The city and a developer used a blight study to take dozens of properties as part of a $270 million redevelopment plan along Calhoun Street.


All of the property owners in the redevelopment district except the owners of a former Hardee's and Arby's eventually agreed to sell to the developer, the Clifton Heights Community Urban Redevelopment Corp.

The Ohio First District Court of Appeals said in its decision Friday that many factors that Cincinnati used for designating properties "blighted" or "deteriorating" were struck down in the Ohio Supreme Court's Norwood decision."

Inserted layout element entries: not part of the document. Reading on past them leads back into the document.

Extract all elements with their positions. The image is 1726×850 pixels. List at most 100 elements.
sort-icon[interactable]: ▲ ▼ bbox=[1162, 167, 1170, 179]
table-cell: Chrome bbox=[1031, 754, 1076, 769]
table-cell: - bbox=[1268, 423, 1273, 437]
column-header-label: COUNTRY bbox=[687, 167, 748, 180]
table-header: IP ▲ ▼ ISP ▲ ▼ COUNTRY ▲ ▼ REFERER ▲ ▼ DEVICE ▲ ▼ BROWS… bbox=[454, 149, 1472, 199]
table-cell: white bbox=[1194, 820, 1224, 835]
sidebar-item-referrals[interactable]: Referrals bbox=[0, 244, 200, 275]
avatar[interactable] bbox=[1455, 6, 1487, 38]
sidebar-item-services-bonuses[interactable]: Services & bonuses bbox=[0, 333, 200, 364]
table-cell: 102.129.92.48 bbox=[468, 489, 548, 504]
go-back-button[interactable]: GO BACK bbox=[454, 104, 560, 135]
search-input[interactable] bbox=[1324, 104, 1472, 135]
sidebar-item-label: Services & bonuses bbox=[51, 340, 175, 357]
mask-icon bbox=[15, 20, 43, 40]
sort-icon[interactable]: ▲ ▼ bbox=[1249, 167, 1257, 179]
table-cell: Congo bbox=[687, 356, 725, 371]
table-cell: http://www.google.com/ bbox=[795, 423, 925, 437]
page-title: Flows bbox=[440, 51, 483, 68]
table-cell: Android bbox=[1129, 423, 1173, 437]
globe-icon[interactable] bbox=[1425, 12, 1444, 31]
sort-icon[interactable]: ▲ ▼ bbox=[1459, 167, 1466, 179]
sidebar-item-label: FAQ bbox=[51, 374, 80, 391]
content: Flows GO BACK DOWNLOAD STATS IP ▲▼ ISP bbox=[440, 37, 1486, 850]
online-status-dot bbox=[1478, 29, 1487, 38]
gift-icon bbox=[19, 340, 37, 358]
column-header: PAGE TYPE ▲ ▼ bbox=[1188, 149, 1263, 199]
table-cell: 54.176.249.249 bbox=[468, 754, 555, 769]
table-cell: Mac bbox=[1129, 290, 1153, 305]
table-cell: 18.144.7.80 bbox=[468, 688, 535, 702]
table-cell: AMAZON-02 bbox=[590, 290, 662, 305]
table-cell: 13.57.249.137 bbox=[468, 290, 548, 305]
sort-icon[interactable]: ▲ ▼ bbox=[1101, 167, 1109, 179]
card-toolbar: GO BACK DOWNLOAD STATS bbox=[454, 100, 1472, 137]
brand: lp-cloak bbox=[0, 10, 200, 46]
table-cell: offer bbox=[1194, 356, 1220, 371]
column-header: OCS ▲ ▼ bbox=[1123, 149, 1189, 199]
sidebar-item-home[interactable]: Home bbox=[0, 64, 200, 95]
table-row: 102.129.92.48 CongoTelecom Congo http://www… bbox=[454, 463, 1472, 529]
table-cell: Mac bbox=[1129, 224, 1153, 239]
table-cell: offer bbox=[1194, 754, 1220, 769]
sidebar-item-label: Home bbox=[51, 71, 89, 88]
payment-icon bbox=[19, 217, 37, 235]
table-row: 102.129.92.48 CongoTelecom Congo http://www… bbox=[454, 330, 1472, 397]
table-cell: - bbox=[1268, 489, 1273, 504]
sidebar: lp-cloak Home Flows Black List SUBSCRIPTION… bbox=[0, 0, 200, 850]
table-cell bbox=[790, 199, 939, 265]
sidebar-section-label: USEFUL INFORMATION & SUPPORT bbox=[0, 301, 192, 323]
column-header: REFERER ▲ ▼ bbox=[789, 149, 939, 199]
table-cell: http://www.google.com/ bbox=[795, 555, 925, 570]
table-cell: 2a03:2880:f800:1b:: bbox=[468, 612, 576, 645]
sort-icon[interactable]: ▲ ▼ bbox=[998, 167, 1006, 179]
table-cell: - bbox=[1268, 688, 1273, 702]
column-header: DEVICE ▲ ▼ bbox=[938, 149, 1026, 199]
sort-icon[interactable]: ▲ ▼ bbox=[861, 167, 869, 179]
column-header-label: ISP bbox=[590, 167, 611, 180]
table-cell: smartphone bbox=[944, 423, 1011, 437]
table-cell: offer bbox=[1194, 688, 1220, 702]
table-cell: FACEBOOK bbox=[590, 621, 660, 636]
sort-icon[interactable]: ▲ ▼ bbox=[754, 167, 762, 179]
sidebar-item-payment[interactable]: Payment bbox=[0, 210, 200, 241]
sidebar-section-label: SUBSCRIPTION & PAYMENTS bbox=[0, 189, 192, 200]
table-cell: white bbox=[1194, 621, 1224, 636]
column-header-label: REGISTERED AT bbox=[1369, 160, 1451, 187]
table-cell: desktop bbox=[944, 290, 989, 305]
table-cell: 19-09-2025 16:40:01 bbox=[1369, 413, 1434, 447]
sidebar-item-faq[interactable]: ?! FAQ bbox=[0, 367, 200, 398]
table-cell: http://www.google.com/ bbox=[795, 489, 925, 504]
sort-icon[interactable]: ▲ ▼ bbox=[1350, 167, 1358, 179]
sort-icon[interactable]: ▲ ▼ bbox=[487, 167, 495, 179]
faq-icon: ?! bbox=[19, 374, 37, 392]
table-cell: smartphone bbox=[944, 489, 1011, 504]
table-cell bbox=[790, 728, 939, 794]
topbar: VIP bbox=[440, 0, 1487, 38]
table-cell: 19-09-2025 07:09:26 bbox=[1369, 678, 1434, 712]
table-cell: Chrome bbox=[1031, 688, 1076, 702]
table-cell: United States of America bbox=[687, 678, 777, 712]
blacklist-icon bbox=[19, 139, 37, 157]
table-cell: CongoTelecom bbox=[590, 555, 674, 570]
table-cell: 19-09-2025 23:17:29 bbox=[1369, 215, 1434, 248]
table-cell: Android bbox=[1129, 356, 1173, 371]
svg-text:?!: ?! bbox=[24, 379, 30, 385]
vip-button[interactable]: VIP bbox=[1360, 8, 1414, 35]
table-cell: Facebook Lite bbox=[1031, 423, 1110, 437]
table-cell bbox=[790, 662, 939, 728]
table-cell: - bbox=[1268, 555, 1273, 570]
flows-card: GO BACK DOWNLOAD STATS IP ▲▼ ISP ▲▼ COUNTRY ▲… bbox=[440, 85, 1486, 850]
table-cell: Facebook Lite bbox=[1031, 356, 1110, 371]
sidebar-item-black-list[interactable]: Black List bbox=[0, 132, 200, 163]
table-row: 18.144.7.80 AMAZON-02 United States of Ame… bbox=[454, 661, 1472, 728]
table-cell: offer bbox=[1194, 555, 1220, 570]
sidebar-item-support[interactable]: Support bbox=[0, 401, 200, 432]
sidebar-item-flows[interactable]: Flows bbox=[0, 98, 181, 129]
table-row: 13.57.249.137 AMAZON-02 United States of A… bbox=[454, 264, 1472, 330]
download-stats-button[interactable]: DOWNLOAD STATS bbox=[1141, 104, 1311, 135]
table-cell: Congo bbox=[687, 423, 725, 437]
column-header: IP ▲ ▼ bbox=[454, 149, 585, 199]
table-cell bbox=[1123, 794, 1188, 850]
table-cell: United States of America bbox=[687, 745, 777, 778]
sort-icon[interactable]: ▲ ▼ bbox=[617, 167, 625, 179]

"In sum, the factors found to be blighting influences in this case simply did not establish that the area was blighted or deteriorated," says the decision, written by Judge Ralph Winkler. "The structures in the neighborhood were generally in good repair."

The decision cites the Ohio Supreme Court's precedent-setting ruling last year that prevented Norwood from using eminent domain to take properties that would have enabled a private developer to build a $125 million office-retail-condo project at Edwards and Edmondson roads.

Matthew W. Fellerhoff, lawyer for the two property owners, said Cincinnati's standards for declaring property blighted or deteriorating were even more vague than Norwood's.

City Solicitor J. Rita McNeil said her office would study the appeals court's decision before recommending whether the city should appeal to the Ohio Supreme Court.